CİLT SANATI

Yazma ve basma eserlerin yapraklarının yıpranmaması ve dağılmaması için yapılan sert koruyucu kapağa cilt denir. Arapça “deri” anlamına gelen bu kelime, ciltçiliğin ana malzemesine işaret eder. İslam kitap sanatında ciltler birer sanat eseri olarak bezenir. Kur’an-ı Kerim’in güzel bir hat ile yazılıp tezhiplenerek sanatlı bir cilt içinde saklanması adeta ibadet sayıldığından, öncelikle Kur’an, daha sonra da her türlü el yazmasının ciltlerine ayrı önem ve özen gösterilir. İlk Türk ciltleri 7. yüzyılda Uygur Türkleri tarafından yapılır. II. Mehmed (saltanatı 1451-1481) döneminde Osmanlı sarayında nakkaşhane, II. Bayezid (saltanatı 1481-1512) zamanındaysa ciltçilik teşkilatı kurulur. Cilt işini yapan sanatçılara “mücellit” denir.

Cildin malzemeleri arasında deri, mukavva, altın, boya, iplik bulunur. Ayrıca ebrû, katı’, kumaş ve değerli taşlar kullanılarak da cilt yapılabilir. Kalıp, mühre, fırça, falçata, mengene, ıstaka gibi aletler de cildin yapımında kullanılır. Osmanlı mücellitleri cilt yapımında basma, kakma ve boyama olarak üç gruba ayrılan teknikler kullanırlardı. Malzemelerine göre ciltler deri, kumaş, ebrûlu, lake; süsleme tekniklerine göre, şemseli, zilbahar, yekşah, zerduz, çarkûşe olarak gruplandırılır.

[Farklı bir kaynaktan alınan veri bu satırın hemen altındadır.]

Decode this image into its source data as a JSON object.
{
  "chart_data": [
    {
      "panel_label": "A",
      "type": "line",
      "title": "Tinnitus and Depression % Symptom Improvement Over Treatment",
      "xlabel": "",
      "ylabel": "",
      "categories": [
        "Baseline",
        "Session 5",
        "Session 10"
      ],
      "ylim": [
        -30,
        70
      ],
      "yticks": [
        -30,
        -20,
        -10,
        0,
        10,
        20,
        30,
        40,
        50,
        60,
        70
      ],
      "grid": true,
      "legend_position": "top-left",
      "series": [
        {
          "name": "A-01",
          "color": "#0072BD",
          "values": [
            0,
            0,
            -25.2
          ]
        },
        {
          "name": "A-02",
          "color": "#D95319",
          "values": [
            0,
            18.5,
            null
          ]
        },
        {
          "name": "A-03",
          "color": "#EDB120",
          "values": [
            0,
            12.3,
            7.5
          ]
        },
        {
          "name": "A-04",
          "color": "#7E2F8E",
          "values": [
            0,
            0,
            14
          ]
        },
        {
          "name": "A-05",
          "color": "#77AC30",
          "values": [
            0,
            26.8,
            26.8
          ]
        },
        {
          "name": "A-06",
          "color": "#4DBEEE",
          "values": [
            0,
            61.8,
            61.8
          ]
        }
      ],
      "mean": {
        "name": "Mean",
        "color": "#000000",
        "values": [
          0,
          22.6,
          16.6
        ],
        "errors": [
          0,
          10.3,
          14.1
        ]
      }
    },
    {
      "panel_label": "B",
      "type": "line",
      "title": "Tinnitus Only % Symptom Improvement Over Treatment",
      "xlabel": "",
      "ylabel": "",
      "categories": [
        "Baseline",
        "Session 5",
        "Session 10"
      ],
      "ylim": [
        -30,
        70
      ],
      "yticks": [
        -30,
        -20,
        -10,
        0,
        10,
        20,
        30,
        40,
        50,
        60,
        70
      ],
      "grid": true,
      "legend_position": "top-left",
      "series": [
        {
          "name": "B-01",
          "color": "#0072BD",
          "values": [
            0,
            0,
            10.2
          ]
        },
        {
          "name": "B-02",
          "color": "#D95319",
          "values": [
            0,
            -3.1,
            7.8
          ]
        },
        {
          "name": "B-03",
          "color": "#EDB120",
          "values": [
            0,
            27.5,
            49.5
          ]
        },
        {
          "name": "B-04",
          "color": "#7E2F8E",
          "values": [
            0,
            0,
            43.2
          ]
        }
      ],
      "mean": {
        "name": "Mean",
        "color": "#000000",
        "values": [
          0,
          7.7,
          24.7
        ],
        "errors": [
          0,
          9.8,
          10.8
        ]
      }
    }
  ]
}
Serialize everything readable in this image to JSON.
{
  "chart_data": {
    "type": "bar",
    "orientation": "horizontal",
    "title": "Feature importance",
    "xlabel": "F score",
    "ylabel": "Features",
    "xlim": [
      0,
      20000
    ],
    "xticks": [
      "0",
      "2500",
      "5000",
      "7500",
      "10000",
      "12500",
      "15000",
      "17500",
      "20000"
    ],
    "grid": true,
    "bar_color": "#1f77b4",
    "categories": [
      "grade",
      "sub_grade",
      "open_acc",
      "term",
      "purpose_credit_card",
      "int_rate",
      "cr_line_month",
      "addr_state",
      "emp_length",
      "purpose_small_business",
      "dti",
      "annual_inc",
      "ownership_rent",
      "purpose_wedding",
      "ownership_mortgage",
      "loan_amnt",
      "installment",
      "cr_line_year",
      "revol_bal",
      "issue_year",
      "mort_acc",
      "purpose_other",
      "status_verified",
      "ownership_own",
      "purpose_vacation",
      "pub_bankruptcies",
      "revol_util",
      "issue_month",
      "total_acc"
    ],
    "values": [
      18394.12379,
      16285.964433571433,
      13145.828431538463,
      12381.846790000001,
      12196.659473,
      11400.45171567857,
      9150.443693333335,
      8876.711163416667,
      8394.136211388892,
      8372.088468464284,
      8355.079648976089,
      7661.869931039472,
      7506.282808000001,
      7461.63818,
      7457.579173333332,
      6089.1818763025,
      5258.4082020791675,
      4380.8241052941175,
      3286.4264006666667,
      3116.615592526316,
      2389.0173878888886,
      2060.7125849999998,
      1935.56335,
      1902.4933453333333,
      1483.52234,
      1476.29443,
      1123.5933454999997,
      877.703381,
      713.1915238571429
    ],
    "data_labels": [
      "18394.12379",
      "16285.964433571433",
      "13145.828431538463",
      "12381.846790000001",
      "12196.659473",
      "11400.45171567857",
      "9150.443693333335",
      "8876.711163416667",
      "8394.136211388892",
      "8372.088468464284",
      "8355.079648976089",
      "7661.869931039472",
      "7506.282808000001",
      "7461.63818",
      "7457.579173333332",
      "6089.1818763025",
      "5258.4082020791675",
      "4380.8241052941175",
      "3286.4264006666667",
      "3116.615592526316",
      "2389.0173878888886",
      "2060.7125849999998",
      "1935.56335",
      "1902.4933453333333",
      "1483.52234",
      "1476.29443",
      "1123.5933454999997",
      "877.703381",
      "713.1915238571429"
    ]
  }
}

15.yüzyıl, Anadolu Selçuklu üslubundan Osmanlı cildine geçiş devridir. İlk örneklerde geometrik süslemelerin yoğunluğu Anadolu Selçuklu etkisi olarak yorumlanır. Osmanlı cilt sanatının en önemli dönemlerin biri olan II. Mehmed devrinde ciltçilik alanındaki gelişmeler klasik döneme hazırlık niteliğindedir. II. Bayezid devrindeyse deri ciltlerin renkleri, yapımı ve bezemedeki işçiliğin kalitesi göz alıcıdır. Şemseli, salbekli, köşebentli klasik kompozisyonda ciltler bordürlerle çevrelenir.

Türk ciltçiliği klasik şeklini I. Süleyman (saltanatı 1520-1566) devrinde bulur. Saz üslubunda bitkisel bezemeler, yaldızlanmış gömme şemse ve köşebentlerin yanı sıra, işleme kumaştan ciltler, manzara veya floral betimli ruganî (lake) ciltler bu dönemde görülür. Ayrıca mücellit ile kuyum ustasının iş birliğinin muhteşem örnekleri olan değerli taş kakılmış (murassa) ciltler de yaygınlaşır. 17. yüzyılda Osmanlı İmparatorluğunun gerilemesiyle birlikte ciltlerde de nitelik azalmaya başlar. 18. yüzyılda ciltlere şükûfe üslubunda çiçek motifleri hâkim olur. Lake ve gerçekçi motiflerle bezeli ciltler ile yekşah ciltler yaygınlaşır. Klasik gül, karanfil, lale, nar çiçeği motiflerine haşhaş, nilüfer, sümbül çiçekleriyle buketler eklenir.

Günümüzde ciltçilik sanatı hâlâ geleneksel yöntemlerle sürdürülmekle birlikte teknolojinin gelişmesiyle seri üretim ciltler de yapılmaktadır.